Google Launches Gemma: State-of-Art Open Models

Google Launches Gemma: State-of-Art Open Models

Google Launches Gemma: State-of-Art Open Models

Google has announced the launch of Gemma, a new family of lightweight open models, following their recent release of Gemini models.

Today, Google announced the launch of Gemma, a new family of lightweight open-weight models, just one week after releasing the most recent version of its Gemini models. The new Gemma 2B and 7B models, which were “inspired by Gemini,” are now accessible for both academic and commercial use.

Google merely said that these models are “state-of-the-art.” They did not give us a full study comparing their performance to that of other, comparable models, such as Meta and Mistral. We may expect to see the benchmarks later today on Hugging Face’s leaderboard, however the company did mention that these models are dense decoder-only, the same architecture it used for its Gemini models (and older PaLM models).

Gemma comes with pre-built notebooks for Kaggle and Colab, and it also integrates with Hugging Face, MaxText, and Nvidia’s NeMo, so developers can jump right in. These models are portable after pre-training and tuning.

Despite Google’s claims to the contrary, these models are not open-source. Janine Banks, a Google representative, emphasized the company’s dedication to open source during a press briefing before to today’s release. Banks also mentioned that Google uses the term “Gemma models” quite deliberately.

Using the phrase “open models” has been commonplace in the business world, according to Banks. “And it often refers to open weights models, where researchers and developers have wide access to make models better. However, the terms of use, including redistribution and ownership of variants, differ from model to model.” Because of this discrepancy with the conventional definition of open source, we have chosen to call our Gemma models “open models.”
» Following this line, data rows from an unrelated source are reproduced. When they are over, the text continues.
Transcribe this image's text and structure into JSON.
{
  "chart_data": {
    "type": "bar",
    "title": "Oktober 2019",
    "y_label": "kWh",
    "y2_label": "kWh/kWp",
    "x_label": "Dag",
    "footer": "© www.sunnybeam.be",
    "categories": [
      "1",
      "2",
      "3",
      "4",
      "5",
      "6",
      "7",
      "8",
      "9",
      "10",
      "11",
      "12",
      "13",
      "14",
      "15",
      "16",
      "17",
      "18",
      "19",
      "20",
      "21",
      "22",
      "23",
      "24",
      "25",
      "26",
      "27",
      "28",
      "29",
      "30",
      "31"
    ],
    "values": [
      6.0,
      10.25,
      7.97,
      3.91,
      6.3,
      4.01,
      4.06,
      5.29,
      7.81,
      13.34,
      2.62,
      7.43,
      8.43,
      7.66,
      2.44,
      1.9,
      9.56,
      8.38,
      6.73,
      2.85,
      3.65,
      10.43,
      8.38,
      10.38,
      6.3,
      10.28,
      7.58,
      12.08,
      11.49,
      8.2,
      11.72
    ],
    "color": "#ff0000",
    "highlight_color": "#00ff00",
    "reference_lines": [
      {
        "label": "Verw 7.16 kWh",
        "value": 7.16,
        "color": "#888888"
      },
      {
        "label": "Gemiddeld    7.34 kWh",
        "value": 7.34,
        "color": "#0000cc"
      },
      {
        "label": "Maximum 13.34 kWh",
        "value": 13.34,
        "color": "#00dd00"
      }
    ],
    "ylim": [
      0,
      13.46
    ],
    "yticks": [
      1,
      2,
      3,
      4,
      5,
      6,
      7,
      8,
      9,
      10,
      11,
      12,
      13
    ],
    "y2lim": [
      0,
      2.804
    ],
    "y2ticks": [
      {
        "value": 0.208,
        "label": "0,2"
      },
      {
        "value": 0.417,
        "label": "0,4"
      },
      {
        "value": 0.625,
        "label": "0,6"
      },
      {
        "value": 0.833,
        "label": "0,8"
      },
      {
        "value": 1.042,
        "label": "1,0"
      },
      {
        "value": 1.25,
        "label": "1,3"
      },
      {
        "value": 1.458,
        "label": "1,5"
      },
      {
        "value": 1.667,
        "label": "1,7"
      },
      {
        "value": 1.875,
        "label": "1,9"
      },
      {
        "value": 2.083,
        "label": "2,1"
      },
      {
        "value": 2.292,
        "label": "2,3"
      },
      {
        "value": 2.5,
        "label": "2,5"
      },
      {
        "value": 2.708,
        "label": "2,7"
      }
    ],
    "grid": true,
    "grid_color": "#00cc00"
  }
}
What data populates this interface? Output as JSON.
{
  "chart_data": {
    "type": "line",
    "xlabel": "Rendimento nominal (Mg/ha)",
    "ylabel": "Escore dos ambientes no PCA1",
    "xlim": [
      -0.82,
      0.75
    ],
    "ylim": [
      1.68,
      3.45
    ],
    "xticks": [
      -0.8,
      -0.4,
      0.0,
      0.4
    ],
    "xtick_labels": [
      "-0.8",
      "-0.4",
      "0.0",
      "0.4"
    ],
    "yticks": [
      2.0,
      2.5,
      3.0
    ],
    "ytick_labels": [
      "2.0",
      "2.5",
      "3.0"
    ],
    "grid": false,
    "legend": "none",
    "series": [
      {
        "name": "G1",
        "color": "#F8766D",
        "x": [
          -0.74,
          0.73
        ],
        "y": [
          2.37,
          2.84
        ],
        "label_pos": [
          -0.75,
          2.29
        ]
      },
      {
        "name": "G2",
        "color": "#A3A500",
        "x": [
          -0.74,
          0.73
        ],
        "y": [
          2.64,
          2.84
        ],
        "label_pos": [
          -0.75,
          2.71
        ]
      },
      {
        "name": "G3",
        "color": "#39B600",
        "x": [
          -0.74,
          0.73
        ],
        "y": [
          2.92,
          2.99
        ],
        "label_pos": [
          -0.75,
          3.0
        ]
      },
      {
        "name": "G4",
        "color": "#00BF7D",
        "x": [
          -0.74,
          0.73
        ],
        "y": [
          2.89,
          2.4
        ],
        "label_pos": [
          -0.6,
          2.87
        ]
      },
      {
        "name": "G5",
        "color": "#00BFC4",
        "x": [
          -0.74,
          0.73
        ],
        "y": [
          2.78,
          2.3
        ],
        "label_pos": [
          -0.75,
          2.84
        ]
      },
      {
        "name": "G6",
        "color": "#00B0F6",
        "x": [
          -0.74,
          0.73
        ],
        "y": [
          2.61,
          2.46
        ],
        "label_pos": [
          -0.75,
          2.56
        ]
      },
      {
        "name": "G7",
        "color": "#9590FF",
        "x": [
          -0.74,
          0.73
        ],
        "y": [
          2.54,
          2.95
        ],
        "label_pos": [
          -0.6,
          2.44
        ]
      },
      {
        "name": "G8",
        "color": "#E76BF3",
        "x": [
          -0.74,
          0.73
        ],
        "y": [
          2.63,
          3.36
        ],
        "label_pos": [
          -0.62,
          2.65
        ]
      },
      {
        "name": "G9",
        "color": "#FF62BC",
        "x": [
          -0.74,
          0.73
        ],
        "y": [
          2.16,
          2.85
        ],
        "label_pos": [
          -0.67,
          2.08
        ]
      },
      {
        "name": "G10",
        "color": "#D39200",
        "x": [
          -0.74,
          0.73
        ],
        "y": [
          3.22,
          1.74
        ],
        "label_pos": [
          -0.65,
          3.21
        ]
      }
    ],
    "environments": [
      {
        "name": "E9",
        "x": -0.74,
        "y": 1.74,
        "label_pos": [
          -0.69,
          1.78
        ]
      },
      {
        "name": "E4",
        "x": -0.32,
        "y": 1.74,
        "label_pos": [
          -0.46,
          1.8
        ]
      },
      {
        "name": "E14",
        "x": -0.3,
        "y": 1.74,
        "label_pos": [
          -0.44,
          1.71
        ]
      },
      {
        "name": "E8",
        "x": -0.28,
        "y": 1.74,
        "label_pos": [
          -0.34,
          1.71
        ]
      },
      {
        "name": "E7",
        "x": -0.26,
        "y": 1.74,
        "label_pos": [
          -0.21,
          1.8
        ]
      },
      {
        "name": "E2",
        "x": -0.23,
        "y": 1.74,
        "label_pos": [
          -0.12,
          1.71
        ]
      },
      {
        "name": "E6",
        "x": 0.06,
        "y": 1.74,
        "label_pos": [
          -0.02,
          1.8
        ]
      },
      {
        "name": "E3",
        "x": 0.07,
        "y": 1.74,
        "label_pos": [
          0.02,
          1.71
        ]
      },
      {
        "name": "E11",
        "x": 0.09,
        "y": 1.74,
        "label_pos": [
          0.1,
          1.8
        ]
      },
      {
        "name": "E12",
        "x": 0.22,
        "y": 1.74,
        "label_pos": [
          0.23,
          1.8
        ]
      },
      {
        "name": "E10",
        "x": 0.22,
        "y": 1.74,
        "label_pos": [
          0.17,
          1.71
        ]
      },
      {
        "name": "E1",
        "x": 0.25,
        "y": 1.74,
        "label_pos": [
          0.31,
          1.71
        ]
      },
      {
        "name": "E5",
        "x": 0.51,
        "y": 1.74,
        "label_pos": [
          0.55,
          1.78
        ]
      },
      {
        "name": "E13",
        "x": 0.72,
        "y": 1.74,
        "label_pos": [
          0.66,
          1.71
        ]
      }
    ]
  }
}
Even though these model sizes are suitable for many use cases, developers can utilize them for inferencing and adjust them as they like, according to Google’s team.

“The generation quality has gone significantly up in the last year,” said Tris Warkentin, head of product management at Google DeepMind. new, state-of-the-art smaller models can do what was once only achievable with very huge models. We are thrilled about the additional possibilities this opens up for AI application development, such as the ability to execute inference and tuning on a local developer desktop or laptop with an RTX GPU or on a single host in GCP with Cloud TPUs.

We will need to observe the Gemma models’ performance in real-world circumstances to determine whether this is also true of Google’s competitors’ open models in this area.

A new responsible generative AI toolkit, including a debugging tool and “guided guidance and essential tools for creating safer AI applications with Gemma,” is also being released by Google alongside the new models.